As you can see, I have my own biases, but I also have the experience of having been biased throughout all of the five stages of maturity, and I have learned that in whatever stage you find yourself, the real key is not what you have, but what you know, and knowing that there is still more to know. Perhaps there is a 6th stage out there that I haven’t yet discovered, but as for now, life is a continuous and daily education for me and my family.
Read more about Off Off-Grid Living and how it is expressed in a fictional post-collapse scenario in my book The Last Pilgrims, the first in a planned trilogy on living and surviving in a post-collapse world.
Joe Putnam says
Hello Michael,
This was a great article. Articles like this help me to not loose focus on my eventual agrarian goals. I liked it so well that I closed my last blog post by recommending people check out this article of yours and embedded a link to it. Elections with electronic voting machines and corrupt candidates are not the way out of our moral, political, economic, and cultural mess. You have the way out, but most people will not even consider it.
I grew up in the country with a woodstove, so I had a jump on these things compared to an urbanite. I am currently at Stage 4 on your chart, except that I do not (yet) own farm animals. That is a future goal. This week I have been harvesting wild black walnuts from the many trees on our property -some free natural protein. Also, I tilled up my garden last week and sowed some oats to serve as “green manure”, a tip I got from Herrick Kimball’s blog “Upland”

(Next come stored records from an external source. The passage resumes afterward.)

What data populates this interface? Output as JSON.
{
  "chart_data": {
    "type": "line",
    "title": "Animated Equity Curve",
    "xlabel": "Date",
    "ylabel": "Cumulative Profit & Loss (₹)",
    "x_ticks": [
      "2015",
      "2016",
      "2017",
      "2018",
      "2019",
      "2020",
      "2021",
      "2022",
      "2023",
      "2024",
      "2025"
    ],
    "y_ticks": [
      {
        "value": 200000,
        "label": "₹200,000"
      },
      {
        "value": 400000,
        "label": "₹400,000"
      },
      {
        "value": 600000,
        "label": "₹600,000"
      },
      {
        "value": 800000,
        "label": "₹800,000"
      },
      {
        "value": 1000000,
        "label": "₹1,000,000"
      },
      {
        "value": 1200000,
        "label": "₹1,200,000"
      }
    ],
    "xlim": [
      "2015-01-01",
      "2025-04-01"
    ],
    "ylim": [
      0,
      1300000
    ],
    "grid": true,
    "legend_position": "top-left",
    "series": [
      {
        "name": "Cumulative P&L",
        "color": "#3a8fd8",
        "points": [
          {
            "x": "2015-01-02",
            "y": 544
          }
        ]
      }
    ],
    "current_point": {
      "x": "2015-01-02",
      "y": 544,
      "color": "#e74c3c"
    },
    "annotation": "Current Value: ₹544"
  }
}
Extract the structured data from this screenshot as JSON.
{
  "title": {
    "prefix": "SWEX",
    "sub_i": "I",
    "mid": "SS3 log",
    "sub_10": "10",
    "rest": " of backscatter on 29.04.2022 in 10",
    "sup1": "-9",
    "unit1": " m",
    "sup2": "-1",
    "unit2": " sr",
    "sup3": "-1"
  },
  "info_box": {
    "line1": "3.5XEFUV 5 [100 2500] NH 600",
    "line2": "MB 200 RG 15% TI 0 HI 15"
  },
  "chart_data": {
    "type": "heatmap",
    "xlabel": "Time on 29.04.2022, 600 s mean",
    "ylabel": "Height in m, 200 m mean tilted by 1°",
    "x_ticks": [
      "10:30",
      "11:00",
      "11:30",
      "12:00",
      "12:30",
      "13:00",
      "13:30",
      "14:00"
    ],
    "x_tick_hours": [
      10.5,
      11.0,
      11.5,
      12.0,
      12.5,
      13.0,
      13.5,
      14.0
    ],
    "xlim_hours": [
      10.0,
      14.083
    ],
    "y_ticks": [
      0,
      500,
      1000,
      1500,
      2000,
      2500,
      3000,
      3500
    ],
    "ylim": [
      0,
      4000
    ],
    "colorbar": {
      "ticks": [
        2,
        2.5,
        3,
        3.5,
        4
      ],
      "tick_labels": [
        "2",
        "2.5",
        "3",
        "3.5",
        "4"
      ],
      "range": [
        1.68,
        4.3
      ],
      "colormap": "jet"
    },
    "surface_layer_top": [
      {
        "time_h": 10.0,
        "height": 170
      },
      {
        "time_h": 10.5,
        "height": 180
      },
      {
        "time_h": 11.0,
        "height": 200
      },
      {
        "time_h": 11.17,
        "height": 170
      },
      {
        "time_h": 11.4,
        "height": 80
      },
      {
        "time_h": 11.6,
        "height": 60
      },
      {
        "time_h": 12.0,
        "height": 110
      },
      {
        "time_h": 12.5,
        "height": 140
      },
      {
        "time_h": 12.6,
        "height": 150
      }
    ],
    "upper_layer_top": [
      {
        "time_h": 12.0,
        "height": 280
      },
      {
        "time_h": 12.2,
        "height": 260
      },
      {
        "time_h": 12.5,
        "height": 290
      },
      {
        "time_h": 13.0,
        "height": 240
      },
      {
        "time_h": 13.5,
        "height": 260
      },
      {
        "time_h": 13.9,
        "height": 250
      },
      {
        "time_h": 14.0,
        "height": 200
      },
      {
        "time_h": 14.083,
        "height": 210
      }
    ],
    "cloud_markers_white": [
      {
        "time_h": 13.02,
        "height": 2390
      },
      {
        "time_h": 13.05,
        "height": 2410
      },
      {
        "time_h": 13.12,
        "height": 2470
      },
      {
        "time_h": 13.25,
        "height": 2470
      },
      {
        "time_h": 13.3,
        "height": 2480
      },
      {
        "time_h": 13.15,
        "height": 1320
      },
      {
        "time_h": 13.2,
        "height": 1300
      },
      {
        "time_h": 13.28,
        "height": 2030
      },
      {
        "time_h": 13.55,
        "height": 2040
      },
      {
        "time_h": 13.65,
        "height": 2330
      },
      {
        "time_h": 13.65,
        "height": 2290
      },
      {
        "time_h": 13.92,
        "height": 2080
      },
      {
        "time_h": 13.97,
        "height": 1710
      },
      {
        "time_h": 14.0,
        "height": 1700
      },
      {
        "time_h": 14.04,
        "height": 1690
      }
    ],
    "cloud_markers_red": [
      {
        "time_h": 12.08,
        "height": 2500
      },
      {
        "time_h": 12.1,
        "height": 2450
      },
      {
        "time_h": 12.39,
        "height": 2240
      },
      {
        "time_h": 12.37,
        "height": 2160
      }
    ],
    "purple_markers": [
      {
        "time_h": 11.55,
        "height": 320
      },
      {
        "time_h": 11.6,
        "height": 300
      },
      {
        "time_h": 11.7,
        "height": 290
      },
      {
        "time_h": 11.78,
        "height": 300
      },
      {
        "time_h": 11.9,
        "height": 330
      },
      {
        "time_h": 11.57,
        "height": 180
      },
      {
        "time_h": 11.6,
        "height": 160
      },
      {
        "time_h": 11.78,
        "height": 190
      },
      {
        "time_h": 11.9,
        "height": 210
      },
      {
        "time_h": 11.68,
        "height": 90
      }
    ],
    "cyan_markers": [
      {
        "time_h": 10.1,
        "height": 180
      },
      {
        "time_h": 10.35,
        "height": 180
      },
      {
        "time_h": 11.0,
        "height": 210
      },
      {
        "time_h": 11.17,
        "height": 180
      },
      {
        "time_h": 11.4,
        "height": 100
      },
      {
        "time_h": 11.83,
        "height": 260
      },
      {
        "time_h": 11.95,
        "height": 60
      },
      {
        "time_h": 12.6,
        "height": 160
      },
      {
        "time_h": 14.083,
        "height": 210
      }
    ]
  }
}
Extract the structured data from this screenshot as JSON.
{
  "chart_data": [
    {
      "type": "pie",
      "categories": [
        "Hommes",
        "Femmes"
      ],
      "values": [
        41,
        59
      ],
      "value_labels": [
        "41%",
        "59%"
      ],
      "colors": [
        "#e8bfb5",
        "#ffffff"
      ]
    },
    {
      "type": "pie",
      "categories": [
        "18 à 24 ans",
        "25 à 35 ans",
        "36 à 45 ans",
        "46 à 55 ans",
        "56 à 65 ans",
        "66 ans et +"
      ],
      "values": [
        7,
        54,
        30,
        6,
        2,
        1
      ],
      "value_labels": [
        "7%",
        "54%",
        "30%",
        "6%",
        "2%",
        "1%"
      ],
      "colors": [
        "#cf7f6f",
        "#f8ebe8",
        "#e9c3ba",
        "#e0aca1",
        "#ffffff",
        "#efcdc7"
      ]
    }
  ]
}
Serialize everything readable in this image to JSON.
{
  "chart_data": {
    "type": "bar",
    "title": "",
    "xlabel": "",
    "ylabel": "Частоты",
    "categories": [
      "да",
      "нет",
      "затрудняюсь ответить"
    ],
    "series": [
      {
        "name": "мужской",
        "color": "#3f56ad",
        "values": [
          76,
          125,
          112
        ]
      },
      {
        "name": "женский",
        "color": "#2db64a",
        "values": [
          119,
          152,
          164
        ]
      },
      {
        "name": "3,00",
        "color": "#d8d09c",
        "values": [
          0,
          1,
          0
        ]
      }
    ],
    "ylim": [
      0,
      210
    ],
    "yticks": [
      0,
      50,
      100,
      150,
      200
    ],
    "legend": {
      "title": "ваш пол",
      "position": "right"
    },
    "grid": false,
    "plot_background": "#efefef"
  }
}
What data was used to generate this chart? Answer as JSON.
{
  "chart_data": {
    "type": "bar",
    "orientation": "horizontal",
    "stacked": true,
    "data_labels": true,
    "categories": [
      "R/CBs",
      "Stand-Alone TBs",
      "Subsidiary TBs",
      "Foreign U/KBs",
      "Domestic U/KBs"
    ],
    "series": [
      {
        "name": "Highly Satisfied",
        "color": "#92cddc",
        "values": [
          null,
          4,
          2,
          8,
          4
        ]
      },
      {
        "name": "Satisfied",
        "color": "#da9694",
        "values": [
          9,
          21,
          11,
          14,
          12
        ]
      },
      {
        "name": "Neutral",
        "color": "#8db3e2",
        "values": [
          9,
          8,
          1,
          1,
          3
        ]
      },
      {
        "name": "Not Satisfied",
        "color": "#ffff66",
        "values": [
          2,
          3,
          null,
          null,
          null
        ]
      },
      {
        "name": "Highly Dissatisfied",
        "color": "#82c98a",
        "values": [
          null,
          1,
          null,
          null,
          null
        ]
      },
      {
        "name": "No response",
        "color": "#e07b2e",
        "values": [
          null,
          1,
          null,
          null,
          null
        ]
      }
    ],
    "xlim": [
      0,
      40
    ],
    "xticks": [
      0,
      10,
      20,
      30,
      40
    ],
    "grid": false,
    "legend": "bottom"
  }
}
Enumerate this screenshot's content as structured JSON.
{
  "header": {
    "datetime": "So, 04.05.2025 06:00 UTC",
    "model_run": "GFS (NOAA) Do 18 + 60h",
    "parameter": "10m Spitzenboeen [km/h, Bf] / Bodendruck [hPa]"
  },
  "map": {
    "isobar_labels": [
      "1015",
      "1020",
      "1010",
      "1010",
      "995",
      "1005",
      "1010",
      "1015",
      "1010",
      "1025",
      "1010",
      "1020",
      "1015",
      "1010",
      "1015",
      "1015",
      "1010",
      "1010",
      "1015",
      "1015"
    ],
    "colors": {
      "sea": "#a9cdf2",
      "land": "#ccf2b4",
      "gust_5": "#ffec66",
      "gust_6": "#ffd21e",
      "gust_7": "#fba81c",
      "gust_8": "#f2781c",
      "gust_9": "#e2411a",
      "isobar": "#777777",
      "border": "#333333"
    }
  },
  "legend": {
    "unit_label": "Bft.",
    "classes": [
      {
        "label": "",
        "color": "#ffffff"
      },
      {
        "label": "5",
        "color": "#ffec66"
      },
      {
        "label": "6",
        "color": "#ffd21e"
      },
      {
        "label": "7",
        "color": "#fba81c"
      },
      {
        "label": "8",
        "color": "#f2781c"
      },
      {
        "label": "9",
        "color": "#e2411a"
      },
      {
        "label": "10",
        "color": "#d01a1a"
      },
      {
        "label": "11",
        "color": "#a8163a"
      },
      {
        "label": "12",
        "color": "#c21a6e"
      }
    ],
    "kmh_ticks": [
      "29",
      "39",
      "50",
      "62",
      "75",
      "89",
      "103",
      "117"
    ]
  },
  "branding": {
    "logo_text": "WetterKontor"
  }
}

I hope my blog link sends a few new readers your way. Keep up the great articles like this one!
Joe Putnam
NE Guy says
Michael, excellent article. One of the best I have ever read on the subject. I appreciate the wisdom and experience you have shared. While I find myself as a stage 4ish gentleman, I do not see the jump to stage 5 as a necessary end state. I completely agree that if an event takes the world back to the old norm there will only be “X” days till resource exhaustion. The skills and resources learned and saved provide a slope as opposed to a cliff to the old norm. Just because the plain people are outside the standard loop will not prevent others from exploiting their resources. I also do not plan to part with some comforts in my life just because someday they may not be around anymore, I know better to depend on them. I do not view your life as extreme and hope that more people start to view the world and modern times as you do.